When I start to write, I tend to do it intuitively and sometimes, even when I’m writing fiction, I will break up the language into lines like a poem and then eventually put it back into paragraph form. Sometimes I’ll be talking and I’ll write something, or I’ll hear something, and it’ll sound like verse.
I was interviewing a guy once. He was a gardener and he had a strong New Hampshire accent and he said, “I like rocks, and I like rocks of some size.” Well, if you analyze that, it’s a perfect anapestic line.
Anapest would be, duh duh DUH. I remember the word Tennessee as being an anapest.
“I like rocks, and I like rocks, of some size.” It’s quite beautiful to hear that common speech from people.
You’ve been writing about New Hampshire in your books for years. What do you think it is about New Hampshire that makes it such fertile ground for storytelling?
Well, I don’t know. I think I’m mildly agoraphobic. When I leave New Hampshire, I feel unsettled. When I was in graduate school at Stanford—you’d think that Stanford would be this great place and California would be this warm, sunny place. All I could feel was homesickness. There was an ache to it.
You’ve written this book of poetry. Are you still writing prose?

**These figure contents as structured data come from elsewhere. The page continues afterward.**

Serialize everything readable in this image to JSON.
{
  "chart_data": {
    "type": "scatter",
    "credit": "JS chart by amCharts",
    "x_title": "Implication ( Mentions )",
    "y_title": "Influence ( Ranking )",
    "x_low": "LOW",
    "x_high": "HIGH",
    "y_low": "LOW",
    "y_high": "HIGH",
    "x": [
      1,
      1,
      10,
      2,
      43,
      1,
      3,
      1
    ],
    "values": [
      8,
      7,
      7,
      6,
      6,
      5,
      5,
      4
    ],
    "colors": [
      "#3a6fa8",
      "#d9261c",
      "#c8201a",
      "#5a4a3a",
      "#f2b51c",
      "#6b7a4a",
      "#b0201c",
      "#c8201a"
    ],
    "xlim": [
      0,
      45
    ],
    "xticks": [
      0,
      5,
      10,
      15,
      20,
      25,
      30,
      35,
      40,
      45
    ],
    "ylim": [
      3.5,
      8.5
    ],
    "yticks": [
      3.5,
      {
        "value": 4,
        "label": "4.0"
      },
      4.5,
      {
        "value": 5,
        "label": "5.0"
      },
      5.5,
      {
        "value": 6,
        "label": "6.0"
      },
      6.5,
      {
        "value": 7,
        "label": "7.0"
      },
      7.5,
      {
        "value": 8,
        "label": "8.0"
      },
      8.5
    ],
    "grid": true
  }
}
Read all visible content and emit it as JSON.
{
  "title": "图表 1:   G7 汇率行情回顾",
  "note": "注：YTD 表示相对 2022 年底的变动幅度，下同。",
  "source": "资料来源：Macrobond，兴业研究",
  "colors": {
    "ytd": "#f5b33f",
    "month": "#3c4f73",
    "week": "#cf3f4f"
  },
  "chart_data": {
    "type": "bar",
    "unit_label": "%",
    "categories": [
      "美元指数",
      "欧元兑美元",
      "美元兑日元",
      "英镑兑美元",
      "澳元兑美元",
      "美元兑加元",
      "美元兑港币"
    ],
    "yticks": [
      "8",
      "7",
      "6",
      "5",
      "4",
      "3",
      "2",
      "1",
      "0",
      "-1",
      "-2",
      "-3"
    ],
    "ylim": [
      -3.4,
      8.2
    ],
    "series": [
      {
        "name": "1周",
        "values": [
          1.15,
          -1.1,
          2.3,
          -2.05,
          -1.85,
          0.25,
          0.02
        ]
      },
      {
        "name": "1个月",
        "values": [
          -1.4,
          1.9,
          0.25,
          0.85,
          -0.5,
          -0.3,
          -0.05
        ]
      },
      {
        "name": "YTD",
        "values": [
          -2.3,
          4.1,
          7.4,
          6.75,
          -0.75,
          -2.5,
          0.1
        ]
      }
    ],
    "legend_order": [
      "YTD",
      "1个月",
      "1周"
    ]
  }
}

I am. I have two projects I’m working on now. But I don’t know if I’m going to try to publish them, or if I’ll even finish them before I kick the bucket. It takes me a long time to write a book.
I write fast. I used to be a newspaper reporter. I can knock it out. But to get it right, time has to go by. I work literally all day. I write and I draw and I write and I draw. I don’t want to do anything else. I don’t want to travel. I have no hobbies. I just want to do what I want to do until they take me away.
Ernest Hebert's Top Five Reading Recommendations
1. Postcards by Annie Proulx. “Annie Proulx is my favorite living writer. Postcards was her first novel. It's a story of decline. Her next novel, The Shipping News, which has a similar track as Postcards, is a story of ascendancy. A stroke of good (or bad) luck can make a life.”
2. A Reckoning by May Sarton. “When I was coming of age as a writer in the 1970s I wanted to write about the secret interior life that almost all of us lead and that often comes into conflict with our day-to-day life. A Reckoning showed me the way.”
3. The One-Way Bridge by Cathie Pelletier. “I loved this book, because I recognized the characters, so North Country in their sensibility, good people, but stubborn and contrary to a fault.”
4. Continental Drift by Russell Banks. “This is my candidate for the best novel of the 20th Century.”
5. More Spit Than Polish by Florence Tolman. “This is a memoir by a Nelson, New Hampshire woman writing about her mother-in-law, Sarah ‘Sadie’ Tolman, how one woman's savvy and spirit transformed a small, New Hampshire hill town. I have a soft spot in my heart for this town, because three of its people, Newt Tolman, May Sarton and Lael Wertenbaker, were mentors to me. It was Sadie who created the conditions to bring a literary flowering to Nelson, and Florence ‘Floppy’ Tolman who told the story.”